Dark Matter in the minimal Inverse Seesaw mechanism

TL;DR

This paper explores a minimal inverse seesaw model that can simultaneously generate neutrino masses and provide a keV sterile neutrino dark matter candidate, addressing relic density and observational constraints.

Contribution

It introduces an extension with a scalar singlet to enhance dark matter production and broadens the viable parameter space for sterile neutrino dark matter within the inverse seesaw framework.

Findings

Sterile neutrino can account for the 3.5 keV line as dark matter.

Relic density can be achieved via freeze-in decay of heavy neutrinos.

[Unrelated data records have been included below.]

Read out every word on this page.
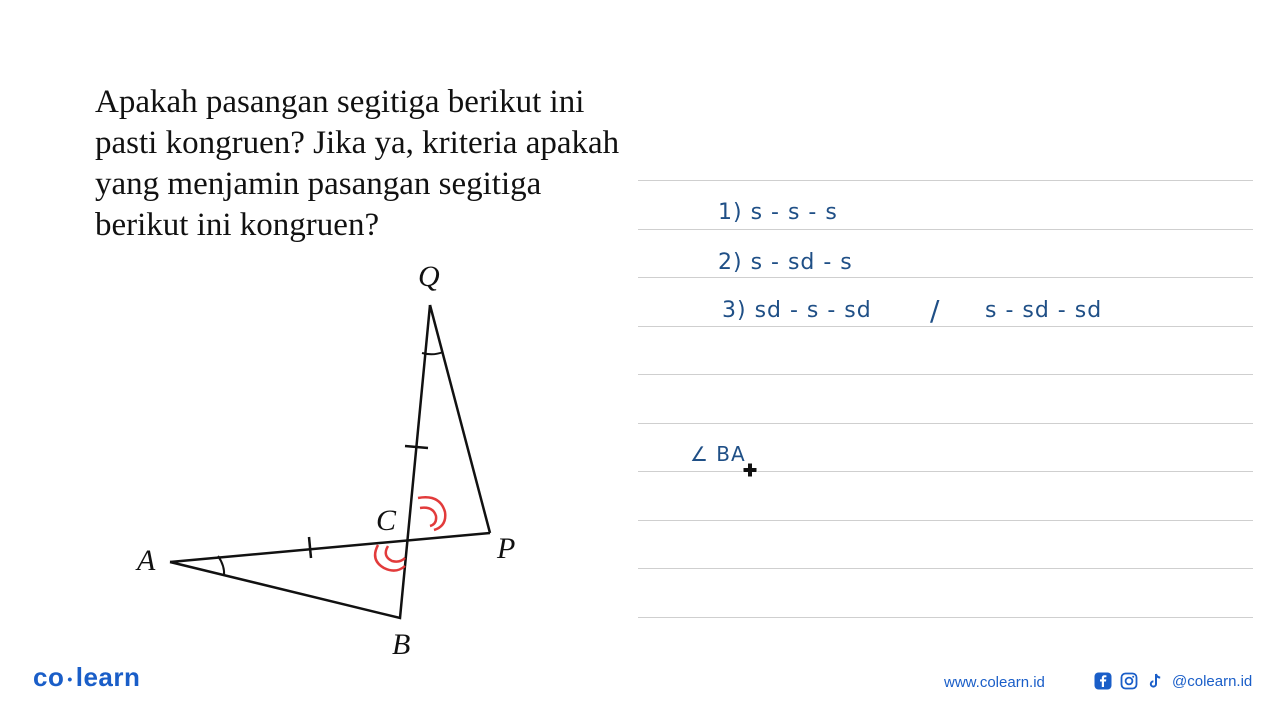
Apakah pasangan segitiga berikut ini
pasti kongruen? Jika ya, kriteria apakah
yang menjamin pasangan segitiga
berikut ini kongruen?	1) s - s - s
2) s - sd - s
3) sd - s - sd / s - sd - sd
∠ BA
Q
C
A	P
B
co • learn	www.colearn.id	@colearn.id
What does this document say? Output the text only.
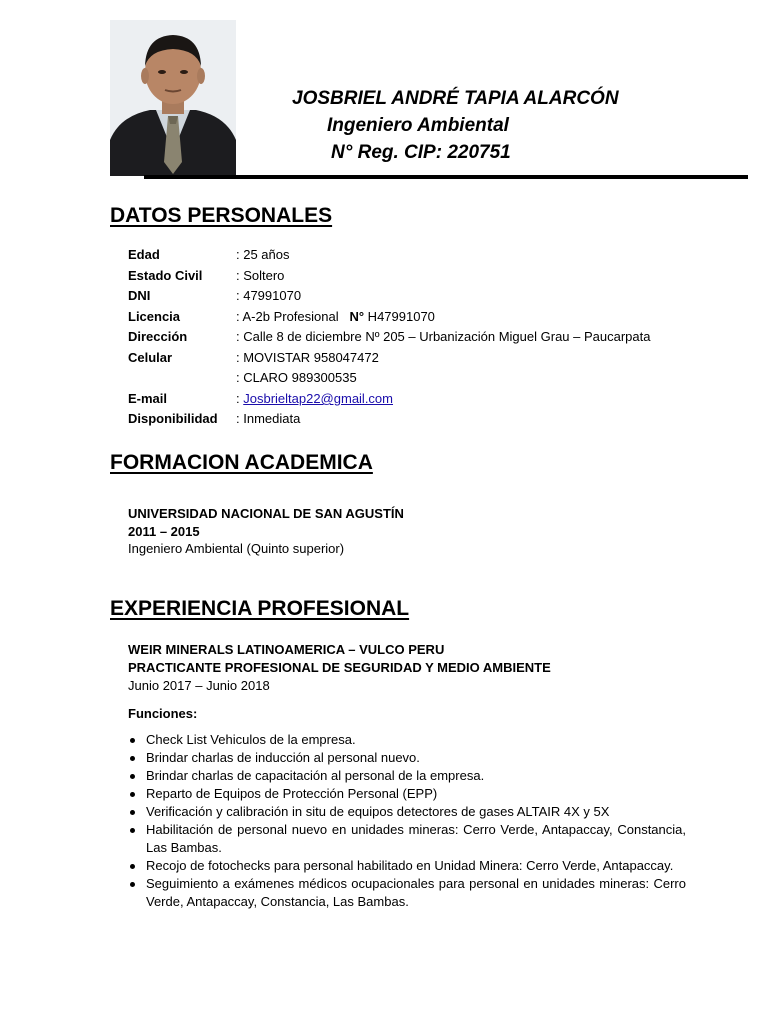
JOSBRIEL ANDRÉ TAPIA ALARCÓN
Ingeniero Ambiental
N° Reg. CIP: 220751
DATOS PERSONALES
Edad	: 25 años
Estado Civil	: Soltero
DNI	: 47991070
Licencia	: A-2b Profesional N° H47991070
Dirección	: Calle 8 de diciembre Nº 205 – Urbanización Miguel Grau – Paucarpata
Celular	: MOVISTAR 958047472
: CLARO 989300535
E-mail	: Josbrieltap22@gmail.com
Disponibilidad : Inmediata
FORMACION ACADEMICA
UNIVERSIDAD NACIONAL DE SAN AGUSTÍN
2011 – 2015
Ingeniero Ambiental (Quinto superior)
EXPERIENCIA PROFESIONAL
WEIR MINERALS LATINOAMERICA – VULCO PERU
PRACTICANTE PROFESIONAL DE SEGURIDAD Y MEDIO AMBIENTE
Junio 2017 – Junio 2018
Funciones:
Check List Vehiculos de la empresa.
Brindar charlas de inducción al personal nuevo.
Brindar charlas de capacitación al personal de la empresa.
Reparto de Equipos de Protección Personal (EPP)
Verificación y calibración in situ de equipos detectores de gases ALTAIR 4X y 5X
Habilitación de personal nuevo en unidades mineras: Cerro Verde, Antapaccay, Constancia, Las Bambas.
Recojo de fotochecks para personal habilitado en Unidad Minera: Cerro Verde, Antapaccay.
Seguimiento a exámenes médicos ocupacionales para personal en unidades mineras: Cerro Verde, Antapaccay, Constancia, Las Bambas.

Extension with scalar singlet improves dark matter abundance in low mass region.

Abstract

We consider the possibility of simultaneously addressing the dark matter problem and neutrino mass generation in the minimal inverse seesaw realisation. The Standard Model is extended by two right-handed neutrinos and three sterile fermionic states, leading to three light active neutrino mass eigenstates, two pairs of (heavy) pseudo-Dirac mass eigenstates and one (mostly) sterile state with mass around the keV, possibly providing a dark matter candidate, and accounting for the recently observed and still unidentified monochromatic 3.5 keV line in galaxy cluster spectra. The conventional production mechanism through oscillation from active neutrinos can account only for $\sim 43\%$ of the observed relic density. This can be slightly increased to $\sim 48\%$ when including effects of entropy injection from the decay of light (with mass below 20 GeV) pseudo-Dirac neutrinos. The correct relic density can be achieved through freeze-in from the decay of heavy (above the Higgs mass) pseudo-Dirac neutrinos. This production is only effective for a limited range of masses, such that the decay occurs not too far from the electroweak phase transition. We thus propose a simple extension of the inverse seesaw framework, with an extra scalar singlet coupling to both the Higgs and the sterile neutrinos, which allows to achieve the correct dark matter abundance in a broader region of the parameter space, in particular in the low mass region for the pseudo-Dirac neutrinos.